Das Rad neu zu erfinden braucht Barack Obama dennoch nicht, so ambitioniert sein Abrüstungsplan auch klingt. Vielmehr kann er als neuer Chef im Weißen Haus erst einmal jene Hausaufgaben erledigen, die seine Vorgänger schuldig geblieben waren: Zum Beispiel das Start-I-Abkommen mit Russland zu erneuern. Den Vertrag zur Verringerung der strategischen Nuklearwaffen (Strategic Arms Reduction Treaty) hatten 1991 die Präsidenten der Sowjetunion und Amerikas, Michail Gorbatschow und George Bush senior, unterzeichnet. Seitdem wurden die Bestände von Trägersystemen, Interkontinentalraketen und Atomsprengkörpern erheblich reduziert.

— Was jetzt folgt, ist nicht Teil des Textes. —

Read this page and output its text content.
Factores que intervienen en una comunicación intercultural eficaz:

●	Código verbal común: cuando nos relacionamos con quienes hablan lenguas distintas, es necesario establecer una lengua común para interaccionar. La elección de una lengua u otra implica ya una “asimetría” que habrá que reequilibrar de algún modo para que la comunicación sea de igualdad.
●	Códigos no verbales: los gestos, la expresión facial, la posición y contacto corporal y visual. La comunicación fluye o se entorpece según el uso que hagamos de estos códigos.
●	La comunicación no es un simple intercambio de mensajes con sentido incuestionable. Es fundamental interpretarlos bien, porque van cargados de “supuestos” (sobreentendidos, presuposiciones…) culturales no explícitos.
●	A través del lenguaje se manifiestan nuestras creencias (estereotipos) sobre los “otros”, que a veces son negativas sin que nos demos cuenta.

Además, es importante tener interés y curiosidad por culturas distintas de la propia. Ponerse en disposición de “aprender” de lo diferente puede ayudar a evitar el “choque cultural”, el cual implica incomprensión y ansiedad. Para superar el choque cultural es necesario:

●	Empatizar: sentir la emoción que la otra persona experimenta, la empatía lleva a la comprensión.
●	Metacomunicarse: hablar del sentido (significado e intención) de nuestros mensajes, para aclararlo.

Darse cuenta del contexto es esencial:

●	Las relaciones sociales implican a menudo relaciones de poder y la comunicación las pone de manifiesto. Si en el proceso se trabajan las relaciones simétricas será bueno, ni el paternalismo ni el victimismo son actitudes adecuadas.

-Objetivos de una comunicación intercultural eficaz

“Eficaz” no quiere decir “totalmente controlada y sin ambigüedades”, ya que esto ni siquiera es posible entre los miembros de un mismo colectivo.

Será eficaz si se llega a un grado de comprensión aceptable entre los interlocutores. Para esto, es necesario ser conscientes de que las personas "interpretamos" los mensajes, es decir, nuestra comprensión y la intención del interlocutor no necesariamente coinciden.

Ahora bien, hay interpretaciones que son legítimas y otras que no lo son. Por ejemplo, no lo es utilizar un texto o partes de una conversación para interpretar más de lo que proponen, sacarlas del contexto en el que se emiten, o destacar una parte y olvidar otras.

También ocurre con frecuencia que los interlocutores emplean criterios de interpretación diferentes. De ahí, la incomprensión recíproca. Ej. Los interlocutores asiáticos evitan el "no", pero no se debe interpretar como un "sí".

Im heutigen Weißrussland, in der Ukraine und Kasachstan sind gar keine Atomwaffen mehr stationiert. Im Start-I-Nachfolgevertrag soll nun die Zahl der Nuklearwaffen, die beide Länder besitzen dürfen, deutlich verringert werden. "Hier erwarten wir deutlich mehr Transparenz und wechselseitige Kontrolle. Die Bush-Administration hatte das sehr vernachlässigt", heißt es in Kreisen der Bundesregierung.

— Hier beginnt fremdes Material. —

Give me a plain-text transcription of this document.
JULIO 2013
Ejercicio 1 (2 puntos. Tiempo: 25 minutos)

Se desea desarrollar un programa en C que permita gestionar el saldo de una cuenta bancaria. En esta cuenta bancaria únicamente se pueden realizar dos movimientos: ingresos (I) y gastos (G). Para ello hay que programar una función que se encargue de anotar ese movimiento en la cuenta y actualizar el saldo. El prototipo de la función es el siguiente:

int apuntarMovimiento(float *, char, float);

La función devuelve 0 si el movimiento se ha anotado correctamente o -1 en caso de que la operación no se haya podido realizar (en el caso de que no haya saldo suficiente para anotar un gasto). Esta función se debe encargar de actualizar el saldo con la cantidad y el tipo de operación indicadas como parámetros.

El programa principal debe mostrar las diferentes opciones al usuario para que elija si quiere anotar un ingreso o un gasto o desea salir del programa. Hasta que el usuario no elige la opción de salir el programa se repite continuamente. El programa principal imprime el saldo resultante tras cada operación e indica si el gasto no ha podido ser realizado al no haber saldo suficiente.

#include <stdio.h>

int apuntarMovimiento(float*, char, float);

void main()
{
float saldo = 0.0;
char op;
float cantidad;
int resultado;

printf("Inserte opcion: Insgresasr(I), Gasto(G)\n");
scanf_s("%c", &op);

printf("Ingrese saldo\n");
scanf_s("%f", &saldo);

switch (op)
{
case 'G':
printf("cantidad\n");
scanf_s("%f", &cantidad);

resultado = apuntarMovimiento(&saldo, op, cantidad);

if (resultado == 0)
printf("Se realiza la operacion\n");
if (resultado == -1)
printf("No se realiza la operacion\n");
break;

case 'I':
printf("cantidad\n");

Was die Deutschen hier zu melden haben? Außenminister Frank-Walter Steinmeier bemüht sich seit Beginn seiner Amtszeit um neue Impulse für die Verschrottung nuklearer und konventioneller Waffen. Im Juni will er in Berlin zu einer Abrüstungskonferenz einladen, um mehr nichtnukleare Gattungen aus dem Verkehr zu ziehen. Darüber hinaus tauscht er sich rege aus mit jenen Weisen Herren, die sich hinter den Kulissen für die atomare Abrüstung stark machen: Aus Deutschland sind das Altkanzler Helmut Schmidt, der Ost-Experte Egon Bahr und der frühere Außenminister Hans-Dietrich Genscher; für Amerika die beiden Ex-Außenminister Henry Kissinger und George Shultz sowie Senator Sam Nunn. "Keine Politik ohne Visionen", kommentiert Steinmeier die Initiative der Elder Statesmen.

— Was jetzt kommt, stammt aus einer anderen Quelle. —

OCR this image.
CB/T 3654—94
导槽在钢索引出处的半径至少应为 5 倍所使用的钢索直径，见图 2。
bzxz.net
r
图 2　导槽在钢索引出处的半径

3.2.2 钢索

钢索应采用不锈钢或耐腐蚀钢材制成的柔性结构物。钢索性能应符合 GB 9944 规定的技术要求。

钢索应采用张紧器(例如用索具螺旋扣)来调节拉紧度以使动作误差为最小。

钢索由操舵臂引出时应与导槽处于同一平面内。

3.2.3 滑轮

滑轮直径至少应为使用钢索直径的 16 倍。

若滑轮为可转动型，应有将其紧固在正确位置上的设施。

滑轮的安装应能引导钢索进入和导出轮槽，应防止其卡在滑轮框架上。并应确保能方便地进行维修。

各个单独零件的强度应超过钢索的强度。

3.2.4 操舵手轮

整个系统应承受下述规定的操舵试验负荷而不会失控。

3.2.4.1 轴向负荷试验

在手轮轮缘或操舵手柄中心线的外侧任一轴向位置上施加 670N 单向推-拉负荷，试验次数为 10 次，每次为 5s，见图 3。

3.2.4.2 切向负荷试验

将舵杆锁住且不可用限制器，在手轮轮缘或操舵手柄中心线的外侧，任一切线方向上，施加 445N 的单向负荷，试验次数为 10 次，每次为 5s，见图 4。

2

Selbst für den neu auszuhandelnden Nichtverbreitungsvertrag kann Obama Pflöcke einschlagen, wenn es ihm gelingt, auch den inoffiziellen Atommächten abzutrotzen, ihre Arsenale einer internationalen Kontrolle zu unterwerfen. Bislang gelten die USA, Russland, China, Frankreich und Großbritannien als Nuklearmächte. Doch auch Israel, Indien, Pakistan und Nordkorea haben die Bombe inzwischen.

Moskau reagiert sehr zurückhaltend auf die Pläne Obamas - genau genommen schweigt der Kreml. Präsident Dmitri Medwedew ist verärgert, weil Washington an dem Raketenabwehrschild über Polen und Tschechien festhält. Allerdings ist hier noch Musik drin, weil Obama dieses Projekt fallen lassen kann, sofern Moskau den Iran dazu bringt, auf Atomwaffen zu verzichten. Sollte Teheran einlenken, könnte Obama auch auf Israel den Druck erhöhen, auf die atomare Abschreckung zu verzichten.